14 Août 2023
Phil Joanou n’est pas un réalisateur très connu, mais il a fait quelques petites incursions dans le film noir, néo-noir comme on dit. Il a très peu tourné pour le cinéma, travaillant pour des documentaires télévisuels ou pour des clips musicaux. Son plus gros succès sera en 1992, Final Analysis, avec Richard Gere et Kim Basinger, alors au sommet de leur popularité. Ce film noir était tout de même assez moyen, avec un scénario un peu trop calibré pour être un succès. State of Grace est très différent, c’est un film de mafia, et plus encore un film d’infiltration d’un agent de la police de Boston au cœur d’un gang irlandais qui traficote avec la mafia italienne. Si le thème est récurrent depuis le début des années trente, le traitement ici est très sophistiqué et permet de développer de nombreux sous-thèmes, notamment en présentant le quartier de Hell’s Kitchen comme promis à une réhabilitation qui chassera les plus pauvres du quartier pour les remplacer par ce qu’on appelle aujourd’hui en France des bobos et aux Etats-Unis, des yuppies. C’est dans ce film, il me semble, que Phil Joanou a donné le meilleur de lui-même. Il y a une belle technique, mais aussi une grâce naturelle dans la manière de filmer.
Terry Noonan est impliqué dans un trafic de drogue
Terry Noonan après de longues années passées en dehors de New York revient à Hell’s Kitchen. Il se présente comme un petit voyou qui a tué deux dealers avec la complicité de De Marco, un autre petit voyou. Son but est d’intégrer le gang de Frankie Flannery, le frère aîné de son ami d’enfance Jackie et de Kathleen qui a été son amour de jeunesse. Il retrouve tous ces gens avec beaucoup d’émotion, et il renoue avec Kathleen qui ne l’a pas oublié. Avec Jackie, il va mettre le feu à des immeubles promis à la réhabilitation, à la fois pour refuser la transformation du quartier, et aussi pour permettre à Frankie de monnayer sa protection. Frankie se méfie de Terry, il charge son bras droit, Pat, de se renseigner sur lui. Cependant Frankie est aux prises avec la mafia italienne, le puissant gang de Borelli, avec qui il veut conclure une alliance pour augmenter sa puissance. Les choses tournent assez mal quand Stevie, un ami de Jackie a une embrouille avec les Italiens à qui il doit de l’argent. Sur le port une bagarre s’ensuit qui va contrarier Borelli. Celui-ci exige de Frankie de s’occuper de Stevie. C’est ce qu’il va faire. Il va tuer Stevie en l’égorgeant. Mais son frère Jackie croit que c’est Cavello, un membre du gang de Borelli qui a tué Stevie.
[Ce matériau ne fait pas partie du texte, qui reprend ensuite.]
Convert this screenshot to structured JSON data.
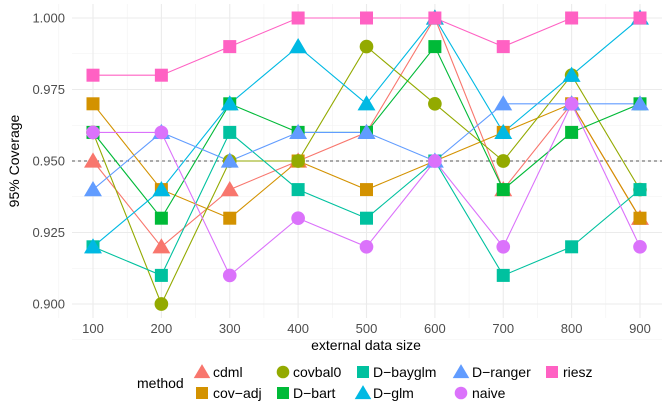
{
  "chart_data": {
    "type": "line",
    "xlabel": "external data size",
    "ylabel": "95% Coverage",
    "x": [
      100,
      200,
      300,
      400,
      500,
      600,
      700,
      800,
      900
    ],
    "x_ticks": [
      "100",
      "200",
      "300",
      "400",
      "500",
      "600",
      "700",
      "800",
      "900"
    ],
    "y_ticks": [
      "0.900",
      "0.925",
      "0.950",
      "0.975",
      "1.000"
    ],
    "ylim": [
      0.9,
      1.0
    ],
    "grid": true,
    "reference_line": {
      "y": 0.95,
      "style": "dashed"
    },
    "legend": {
      "title": "method",
      "placement": "bottom"
    },
    "series": [
      {
        "name": "cdml",
        "color": "#F8766D",
        "shape": "triangle",
        "values": [
          0.95,
          0.92,
          0.94,
          0.95,
          0.96,
          1.0,
          0.94,
          0.97,
          0.93
        ]
      },
      {
        "name": "cov−adj",
        "color": "#D39200",
        "shape": "square",
        "values": [
          0.97,
          0.94,
          0.93,
          0.95,
          0.94,
          0.95,
          0.96,
          0.97,
          0.93
        ]
      },
      {
        "name": "covbal0",
        "color": "#93AA00",
        "shape": "circle",
        "values": [
          0.96,
          0.9,
          0.95,
          0.95,
          0.99,
          0.97,
          0.95,
          0.98,
          0.94
        ]
      },
      {
        "name": "D−bart",
        "color": "#00BA38",
        "shape": "square",
        "values": [
          0.96,
          0.93,
          0.97,
          0.96,
          0.96,
          0.99,
          0.94,
          0.96,
          0.97
        ]
      },
      {
        "name": "D−bayglm",
        "color": "#00C19F",
        "shape": "square",
        "values": [
          0.92,
          0.91,
          0.96,
          0.94,
          0.93,
          0.95,
          0.91,
          0.92,
          0.94
        ]
      },
      {
        "name": "D−glm",
        "color": "#00B9E3",
        "shape": "triangle",
        "values": [
          0.92,
          0.94,
          0.97,
          0.99,
          0.97,
          1.0,
          0.96,
          0.98,
          1.0
        ]
      },
      {
        "name": "D−ranger",
        "color": "#619CFF",
        "shape": "triangle",
        "values": [
          0.94,
          0.96,
          0.95,
          0.96,
          0.96,
          0.95,
          0.97,
          0.97,
          0.97
        ]
      },
      {
        "name": "naive",
        "color": "#DB72FB",
        "shape": "circle",
        "values": [
          0.96,
          0.96,
          0.91,
          0.93,
          0.92,
          0.95,
          0.92,
          0.97,
          0.92
        ]
      },
      {
        "name": "riesz",
        "color": "#FF61C3",
        "shape": "square",
        "values": [
          0.98,
          0.98,
          0.99,
          1.0,
          1.0,
          1.0,
          0.99,
          1.0,
          1.0
        ]
      }
    ]
  }
}
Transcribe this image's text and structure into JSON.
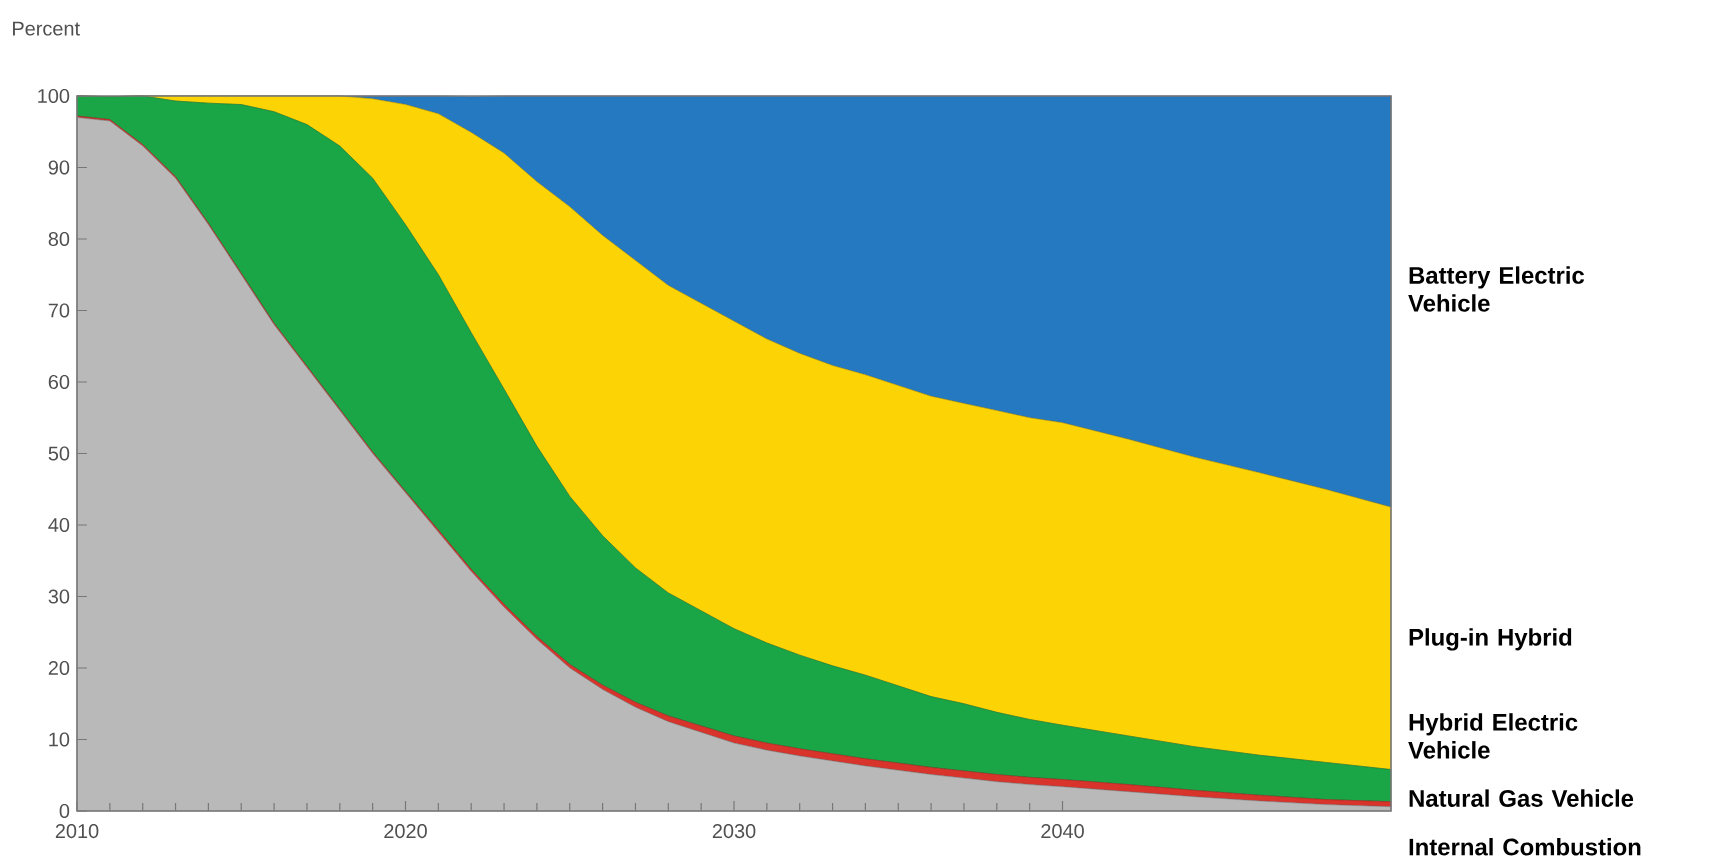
{
  "chart_data": {
    "type": "area",
    "stacked": true,
    "ylabel": "Percent",
    "x": [
      2010,
      2011,
      2012,
      2013,
      2014,
      2015,
      2016,
      2017,
      2018,
      2019,
      2020,
      2021,
      2022,
      2023,
      2024,
      2025,
      2026,
      2027,
      2028,
      2029,
      2030,
      2031,
      2032,
      2033,
      2034,
      2035,
      2036,
      2037,
      2038,
      2039,
      2040,
      2042,
      2044,
      2046,
      2048,
      2050
    ],
    "series": [
      {
        "name": "Internal Combustion",
        "color": "#b9b9b9",
        "values": [
          97,
          96.5,
          93,
          88.5,
          82,
          75,
          68,
          62,
          56,
          50,
          44.5,
          39,
          33.5,
          28.5,
          24,
          20,
          17,
          14.5,
          12.5,
          11,
          9.5,
          8.5,
          7.7,
          7,
          6.3,
          5.7,
          5.1,
          4.6,
          4.1,
          3.7,
          3.4,
          2.7,
          2,
          1.4,
          0.9,
          0.6
        ]
      },
      {
        "name": "Natural Gas Vehicle",
        "color": "#d9342b",
        "values": [
          0.2,
          0.2,
          0.2,
          0.2,
          0.2,
          0.2,
          0.2,
          0.2,
          0.2,
          0.2,
          0.2,
          0.3,
          0.3,
          0.4,
          0.4,
          0.5,
          0.6,
          0.7,
          0.8,
          0.9,
          1,
          1,
          1,
          1,
          1,
          1,
          1,
          1,
          1,
          1,
          1,
          1,
          0.9,
          0.8,
          0.7,
          0.7
        ]
      },
      {
        "name": "Hybrid Electric Vehicle",
        "color": "#1aa646",
        "values": [
          2.8,
          3.2,
          6.8,
          10.6,
          16.8,
          23.6,
          29.6,
          33.8,
          36.8,
          38.3,
          37.3,
          35.7,
          33.1,
          30.1,
          26.6,
          23.5,
          20.9,
          18.8,
          17.2,
          16.1,
          15,
          14,
          13.1,
          12.3,
          11.7,
          10.8,
          9.9,
          9.4,
          8.7,
          8.1,
          7.6,
          6.8,
          6.1,
          5.6,
          5.2,
          4.5
        ]
      },
      {
        "name": "Plug-in Hybrid",
        "color": "#fcd406",
        "values": [
          0,
          0,
          0,
          0.7,
          1,
          1.2,
          2.2,
          4,
          7,
          11.1,
          16.8,
          22.5,
          28,
          33,
          37,
          40.5,
          42,
          43,
          43,
          43,
          43,
          42.5,
          42.2,
          42,
          42,
          42,
          42,
          42,
          42.2,
          42.2,
          42.3,
          41.5,
          40.5,
          39.5,
          38.2,
          36.7
        ]
      },
      {
        "name": "Battery Electric Vehicle",
        "color": "#2479c1",
        "values": [
          0,
          0,
          0,
          0,
          0,
          0,
          0,
          0,
          0,
          0.4,
          1.2,
          2.5,
          5,
          8,
          12,
          15.5,
          19.5,
          23,
          26.5,
          29,
          31.5,
          34,
          36,
          37.7,
          39,
          40.5,
          42,
          43,
          44,
          45,
          45.7,
          48,
          50.5,
          52.7,
          55,
          57.5
        ]
      }
    ],
    "xlim": [
      2010,
      2050
    ],
    "xticks": [
      2010,
      2020,
      2030,
      2040
    ],
    "ylim": [
      0,
      100
    ],
    "yticks": [
      0,
      10,
      20,
      30,
      40,
      50,
      60,
      70,
      80,
      90,
      100
    ],
    "grid": false,
    "legend": false
  }
}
Terry a retrouvé son meilleur ami, Jackie et son amour de jeunesse, Kathleen
Terry qui a intégré le gang et participe au racket est en réalité un flic infiltré qui vient de Boston. Il apprend par Richardson que c’est probablement Frankie qui a tué Stevie. Il en a d’ailleurs confirmation quand il est envoyé par Frankie pour racketter le vieux Finn qui doit de l’argent. il va avouer à Kathleen qu’il est un flic infiltré. Jackie est très en colère après le meurtre de Stevie. Il boit de plus en plus. Cela va l’amener, malgré les tentatives de Terry de le calmer, à tuer Cavello et deux de ses acolytes dans un bar. Cela va emmener Borelli à exiger de Frankie la mort de Jackie. C’est ce à quoi il se résoudra. Jackie doit selon son frère rencontrer les Italiens. Pour cela il demande à Terry de le couvrir. Celui-ci accepte mais il prévient Richardson afin que la police piège Frankie. Cependant le lieu de rendez vous a changé à la dernière minute. Sur les quais, alors qu’ils attendent, Terry tente de prévenir Richardson, mais pendant ce temps Frankie arrive et tue son propre frère. Terry ne l’a pas vu, il était au téléphone, mais il l’a compris. Au moment des funérailles de Jackie, alors que Kathleen a rompu avec lui, il prévient Frankie qu’il est un policier infiltré en lui montrant sa plaque. Le jour de la Saint-Patrick, Terry va s’introduire dans le repaire de Frankie et tuer tout le monde, y compris Frankie.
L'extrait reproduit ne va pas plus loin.